Since 1995, NOAA Fisheries has operated Passive Integrated Transponder (PIT) tag detection systems in the Columbia River estuary near Jones Beach (rkm 75). This location serves as the furthest downstream interrogation site on the mainstem Columbia. Detection data contributes to multiple studies throughout the basin, with primary emphasis on completing juvenile salmonid hydrosystem survival estimates to Bonneville Dam. To detect PIT-tagged outmigrating salmonid smolts in 2023, this location used three methods of interrogation: the long-running towed PIT trawl operation, a towed flexible antenna array, and several stationary autonomous detection sites installed on pile dikes. Here we describe the towed methodologies used in 2023 and their contribution to estuary detection.

The towed PIT trawl has undergone few alterations in the last 15 years. It utilizes a 91.5 meter wide trawl net towed upstream by two 41 foot Coast Guard Cutters in a pair trawl formation.
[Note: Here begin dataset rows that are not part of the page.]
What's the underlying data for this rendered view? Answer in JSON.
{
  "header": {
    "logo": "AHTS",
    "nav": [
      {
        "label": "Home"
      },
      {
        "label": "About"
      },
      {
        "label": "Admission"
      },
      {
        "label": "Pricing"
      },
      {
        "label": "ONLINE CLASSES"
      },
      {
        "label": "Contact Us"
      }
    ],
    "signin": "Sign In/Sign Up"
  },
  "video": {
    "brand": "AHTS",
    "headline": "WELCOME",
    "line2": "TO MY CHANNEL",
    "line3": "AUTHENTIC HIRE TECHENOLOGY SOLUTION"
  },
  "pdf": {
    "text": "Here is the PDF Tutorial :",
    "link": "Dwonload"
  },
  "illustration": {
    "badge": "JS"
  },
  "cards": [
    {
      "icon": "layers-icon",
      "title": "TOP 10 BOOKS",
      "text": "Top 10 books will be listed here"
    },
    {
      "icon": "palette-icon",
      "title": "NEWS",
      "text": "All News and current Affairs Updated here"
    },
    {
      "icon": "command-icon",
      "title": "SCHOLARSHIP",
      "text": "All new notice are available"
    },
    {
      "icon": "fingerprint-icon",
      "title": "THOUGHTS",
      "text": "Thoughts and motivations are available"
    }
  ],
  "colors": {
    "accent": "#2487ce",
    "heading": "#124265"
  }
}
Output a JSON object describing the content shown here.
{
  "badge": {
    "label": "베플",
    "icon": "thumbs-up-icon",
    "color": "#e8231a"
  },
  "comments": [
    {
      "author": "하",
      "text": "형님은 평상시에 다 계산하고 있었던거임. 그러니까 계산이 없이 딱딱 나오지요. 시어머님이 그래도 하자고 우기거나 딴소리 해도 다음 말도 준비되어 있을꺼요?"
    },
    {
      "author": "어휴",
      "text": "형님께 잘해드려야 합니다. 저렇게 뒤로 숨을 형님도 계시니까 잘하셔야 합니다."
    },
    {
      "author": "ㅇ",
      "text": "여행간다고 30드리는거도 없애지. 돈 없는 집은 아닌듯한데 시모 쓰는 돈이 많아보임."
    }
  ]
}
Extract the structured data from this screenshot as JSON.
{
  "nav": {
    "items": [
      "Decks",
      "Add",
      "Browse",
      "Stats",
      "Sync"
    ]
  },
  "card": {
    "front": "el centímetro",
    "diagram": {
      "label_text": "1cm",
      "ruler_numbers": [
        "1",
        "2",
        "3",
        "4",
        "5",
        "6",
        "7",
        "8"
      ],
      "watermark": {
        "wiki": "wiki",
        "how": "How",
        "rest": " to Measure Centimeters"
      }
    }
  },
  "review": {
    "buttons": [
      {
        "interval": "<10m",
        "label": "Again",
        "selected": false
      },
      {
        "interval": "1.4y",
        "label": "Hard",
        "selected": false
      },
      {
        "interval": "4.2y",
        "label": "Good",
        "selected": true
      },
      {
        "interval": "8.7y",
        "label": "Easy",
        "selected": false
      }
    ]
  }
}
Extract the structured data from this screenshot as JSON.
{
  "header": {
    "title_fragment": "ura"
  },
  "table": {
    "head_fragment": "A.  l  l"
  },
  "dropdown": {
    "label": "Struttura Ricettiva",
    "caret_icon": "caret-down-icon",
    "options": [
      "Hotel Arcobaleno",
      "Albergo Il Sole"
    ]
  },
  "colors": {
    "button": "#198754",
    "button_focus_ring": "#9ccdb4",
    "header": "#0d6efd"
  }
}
The trawl net constricts into a 2.6 by 3.0 meter fish passage corridor containing a front and rear antenna array (each antenna consisting of three parallel antennas).

The towed flexible antenna array was developed in 2012 to determine the feasibility of towed detection without a trawl net. The system used in 2023 was composed of eight 6.1 by 2.4 meter horizontally oriented flexible antennas and did not use a net to focus fish towards the antennas. It was towed by a 24 foot pilot house vessel and a 38 foot landing craft that deployed and retrieved the array from a mechanical net-reel. Advantages of this system included no potential for incidental take of salmonids (and therefore no permitting requirements), smaller vessels and crew sizes, and operation in areas inaccessible to the PIT trawl.

During our sampling season the PIT trawl detected 9,754 PIT-tagged fish, of which 41% were Chinook, 7% were coho, 46% were steelhead, 4% were sockeye, less than 1% were cutthroat trout, and 2% were unknown species. During the same period the towed flexible antenna array detected 2,169 PIT-tagged fish, of which 9% were Chinook, 8% were coho, 80% were steelhead, 1% were sockeye, less than 1% were cutthroat trout, and 2% were unknown species. 

Over the next two years we will continue modifying the towed flexible antenna array and sample concurrently with both towed systems alongside our stationary pile dike sites to streamline PIT-tagged juvenile salmonid detection in the Columbia River estuary.